Before this Court, the appellants have not disputed the arrears of rent also. The learned counsel appearing for the appellants mainly contended that the termination notice Ex.A2 is not valid since there was short fall in the period to vacate the premises and therefore, the first respondent is not estopped from claiming the relief of possession. 12. Per contra, the learned counsel for the first respondent submitted that as per amendment in Section 106(3) of Transfer of Property Act, even if any short fall in the period specified in the notice not in validate the notice and hence the contention of the appellants cannot be accepted.
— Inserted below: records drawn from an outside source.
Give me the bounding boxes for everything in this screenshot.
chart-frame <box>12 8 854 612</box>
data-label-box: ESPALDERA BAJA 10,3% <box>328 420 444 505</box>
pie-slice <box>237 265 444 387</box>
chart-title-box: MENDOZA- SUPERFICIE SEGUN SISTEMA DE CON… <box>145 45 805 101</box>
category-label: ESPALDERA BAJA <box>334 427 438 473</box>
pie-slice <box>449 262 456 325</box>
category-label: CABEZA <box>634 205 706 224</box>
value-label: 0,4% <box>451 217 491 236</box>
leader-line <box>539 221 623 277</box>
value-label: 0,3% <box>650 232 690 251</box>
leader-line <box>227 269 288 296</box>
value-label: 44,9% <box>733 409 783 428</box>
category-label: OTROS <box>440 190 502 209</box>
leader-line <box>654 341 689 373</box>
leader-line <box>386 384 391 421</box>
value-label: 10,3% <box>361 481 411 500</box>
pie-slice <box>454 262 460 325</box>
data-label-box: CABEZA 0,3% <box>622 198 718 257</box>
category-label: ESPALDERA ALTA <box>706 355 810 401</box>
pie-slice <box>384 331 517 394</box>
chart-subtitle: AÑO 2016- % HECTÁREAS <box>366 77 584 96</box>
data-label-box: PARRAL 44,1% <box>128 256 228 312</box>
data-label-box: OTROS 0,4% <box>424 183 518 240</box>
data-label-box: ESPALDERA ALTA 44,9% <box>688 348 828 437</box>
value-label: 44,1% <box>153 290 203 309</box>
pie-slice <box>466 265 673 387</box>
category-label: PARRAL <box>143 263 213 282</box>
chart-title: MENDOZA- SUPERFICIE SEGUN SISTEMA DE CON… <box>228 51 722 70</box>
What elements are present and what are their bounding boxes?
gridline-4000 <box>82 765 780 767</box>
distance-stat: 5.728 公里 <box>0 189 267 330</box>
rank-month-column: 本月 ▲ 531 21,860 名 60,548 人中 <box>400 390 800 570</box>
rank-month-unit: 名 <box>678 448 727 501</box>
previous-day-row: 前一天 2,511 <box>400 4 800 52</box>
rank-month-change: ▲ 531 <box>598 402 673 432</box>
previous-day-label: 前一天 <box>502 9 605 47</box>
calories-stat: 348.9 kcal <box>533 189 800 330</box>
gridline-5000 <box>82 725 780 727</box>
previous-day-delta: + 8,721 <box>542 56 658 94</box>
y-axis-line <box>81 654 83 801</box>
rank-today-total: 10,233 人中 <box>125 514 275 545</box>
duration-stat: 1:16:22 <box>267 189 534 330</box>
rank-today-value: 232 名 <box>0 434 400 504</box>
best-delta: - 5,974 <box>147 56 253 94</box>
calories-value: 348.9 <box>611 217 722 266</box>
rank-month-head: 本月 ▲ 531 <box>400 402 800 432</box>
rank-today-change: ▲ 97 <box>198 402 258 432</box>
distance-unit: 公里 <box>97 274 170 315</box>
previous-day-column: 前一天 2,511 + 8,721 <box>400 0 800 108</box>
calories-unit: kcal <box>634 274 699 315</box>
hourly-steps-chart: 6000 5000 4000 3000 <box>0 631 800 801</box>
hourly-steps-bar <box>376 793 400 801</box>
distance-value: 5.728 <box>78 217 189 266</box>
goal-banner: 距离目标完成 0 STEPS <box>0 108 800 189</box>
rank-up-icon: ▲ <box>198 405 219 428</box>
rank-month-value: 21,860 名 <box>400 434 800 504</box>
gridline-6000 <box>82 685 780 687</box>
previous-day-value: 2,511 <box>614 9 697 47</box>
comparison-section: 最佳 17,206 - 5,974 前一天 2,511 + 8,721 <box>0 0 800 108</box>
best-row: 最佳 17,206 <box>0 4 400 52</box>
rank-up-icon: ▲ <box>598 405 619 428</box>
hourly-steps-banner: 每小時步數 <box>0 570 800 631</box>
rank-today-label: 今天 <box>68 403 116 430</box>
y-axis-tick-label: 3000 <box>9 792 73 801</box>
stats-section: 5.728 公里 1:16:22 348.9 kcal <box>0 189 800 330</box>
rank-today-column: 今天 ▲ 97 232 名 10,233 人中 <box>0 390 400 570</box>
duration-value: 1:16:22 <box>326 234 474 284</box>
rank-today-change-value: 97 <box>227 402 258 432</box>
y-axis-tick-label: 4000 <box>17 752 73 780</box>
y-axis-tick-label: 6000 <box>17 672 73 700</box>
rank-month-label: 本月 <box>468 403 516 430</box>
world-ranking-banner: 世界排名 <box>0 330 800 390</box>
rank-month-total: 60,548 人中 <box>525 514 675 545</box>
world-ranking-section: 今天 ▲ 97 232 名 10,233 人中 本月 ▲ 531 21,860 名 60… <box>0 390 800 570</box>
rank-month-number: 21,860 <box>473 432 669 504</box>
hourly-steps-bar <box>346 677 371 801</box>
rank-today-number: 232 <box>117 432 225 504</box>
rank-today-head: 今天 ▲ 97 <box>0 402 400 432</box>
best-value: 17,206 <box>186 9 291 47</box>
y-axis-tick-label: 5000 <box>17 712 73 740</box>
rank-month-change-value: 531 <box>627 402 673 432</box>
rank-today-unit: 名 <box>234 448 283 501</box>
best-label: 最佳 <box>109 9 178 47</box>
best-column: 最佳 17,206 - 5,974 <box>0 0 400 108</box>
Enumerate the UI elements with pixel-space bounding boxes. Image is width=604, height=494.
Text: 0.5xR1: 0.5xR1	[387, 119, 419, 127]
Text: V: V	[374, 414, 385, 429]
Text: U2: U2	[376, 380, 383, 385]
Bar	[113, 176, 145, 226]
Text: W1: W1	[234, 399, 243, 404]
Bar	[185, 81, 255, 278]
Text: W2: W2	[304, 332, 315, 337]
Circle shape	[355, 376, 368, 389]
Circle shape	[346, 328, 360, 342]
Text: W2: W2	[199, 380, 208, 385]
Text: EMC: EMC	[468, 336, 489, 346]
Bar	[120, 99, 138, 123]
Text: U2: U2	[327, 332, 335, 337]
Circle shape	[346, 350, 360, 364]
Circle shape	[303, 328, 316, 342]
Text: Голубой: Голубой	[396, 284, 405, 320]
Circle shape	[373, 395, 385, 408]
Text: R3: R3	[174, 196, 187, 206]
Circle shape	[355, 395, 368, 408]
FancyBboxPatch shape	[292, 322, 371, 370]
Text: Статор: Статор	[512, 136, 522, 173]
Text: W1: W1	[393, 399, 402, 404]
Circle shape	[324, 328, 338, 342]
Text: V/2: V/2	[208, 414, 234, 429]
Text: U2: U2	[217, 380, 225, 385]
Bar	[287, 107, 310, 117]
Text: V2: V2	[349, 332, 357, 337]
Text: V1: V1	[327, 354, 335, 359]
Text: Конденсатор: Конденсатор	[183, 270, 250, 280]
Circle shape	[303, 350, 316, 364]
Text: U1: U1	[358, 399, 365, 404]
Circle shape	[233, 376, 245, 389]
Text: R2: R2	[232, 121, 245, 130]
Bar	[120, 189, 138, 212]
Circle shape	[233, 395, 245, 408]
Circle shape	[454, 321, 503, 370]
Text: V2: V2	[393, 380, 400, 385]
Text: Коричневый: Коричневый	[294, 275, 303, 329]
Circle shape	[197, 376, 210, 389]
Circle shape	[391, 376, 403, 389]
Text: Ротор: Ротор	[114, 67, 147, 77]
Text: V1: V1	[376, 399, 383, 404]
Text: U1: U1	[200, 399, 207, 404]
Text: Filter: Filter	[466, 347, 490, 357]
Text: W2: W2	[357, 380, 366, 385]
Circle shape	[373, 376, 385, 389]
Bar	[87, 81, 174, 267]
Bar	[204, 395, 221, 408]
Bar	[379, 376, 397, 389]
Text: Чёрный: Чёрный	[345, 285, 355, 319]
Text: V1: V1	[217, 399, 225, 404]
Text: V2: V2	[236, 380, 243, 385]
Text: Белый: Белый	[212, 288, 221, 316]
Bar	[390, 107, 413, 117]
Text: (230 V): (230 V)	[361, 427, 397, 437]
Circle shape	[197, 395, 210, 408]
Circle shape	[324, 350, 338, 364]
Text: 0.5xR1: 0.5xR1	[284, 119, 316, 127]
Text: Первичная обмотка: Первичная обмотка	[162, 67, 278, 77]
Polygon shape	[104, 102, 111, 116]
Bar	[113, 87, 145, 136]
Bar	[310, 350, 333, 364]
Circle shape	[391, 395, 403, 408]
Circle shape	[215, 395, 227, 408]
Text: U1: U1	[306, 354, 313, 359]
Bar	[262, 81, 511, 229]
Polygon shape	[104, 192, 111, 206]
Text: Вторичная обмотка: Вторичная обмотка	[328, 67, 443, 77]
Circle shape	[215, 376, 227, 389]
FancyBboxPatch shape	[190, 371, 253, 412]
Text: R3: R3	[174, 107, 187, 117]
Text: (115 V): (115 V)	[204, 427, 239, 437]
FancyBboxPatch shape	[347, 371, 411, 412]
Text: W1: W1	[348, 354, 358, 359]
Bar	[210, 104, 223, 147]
It is relevant to mention the provision (i.e.) Section 106(3) of Transfer of Property Act as follows:- "106. (3) A notice under sub-section (1) shall not be deemed to be invalid merely because the period mentioned therein falls short of the period specified under that sub-section, where a suit or proceeding is filed after the expiry of the period mentioned in that sub-section." 13. In view of the above said amendment, the contention of the appellants that Ex.A2 termination notice is not valid and on that ground the first appellant is not entitled to the relief of recovery of possession cannot be accepted. Therefore, the first appellate court has correctly discussed the above said legal aspects and properly considered the evidence adduced on either side and finally decreed the suit and set aside the decree and judgment passed by the trial court. Further, as already stated both side counsels admitted the amount of rent to be paid by the appellants. Therefore, the finding of the first appellate court is not perverse finding or illegal, as contended by the learned counsel for the appellants and answered the two substantial questions of law accordingly. In view of the above said discussion, the decree and judgment of the first appellate court is to be confirmed and the second appeal is to be dismissed. 14. In the result, the second appeal is dismissed and confirmed the decree and judgment passed by the first appellate court. No order as to costs.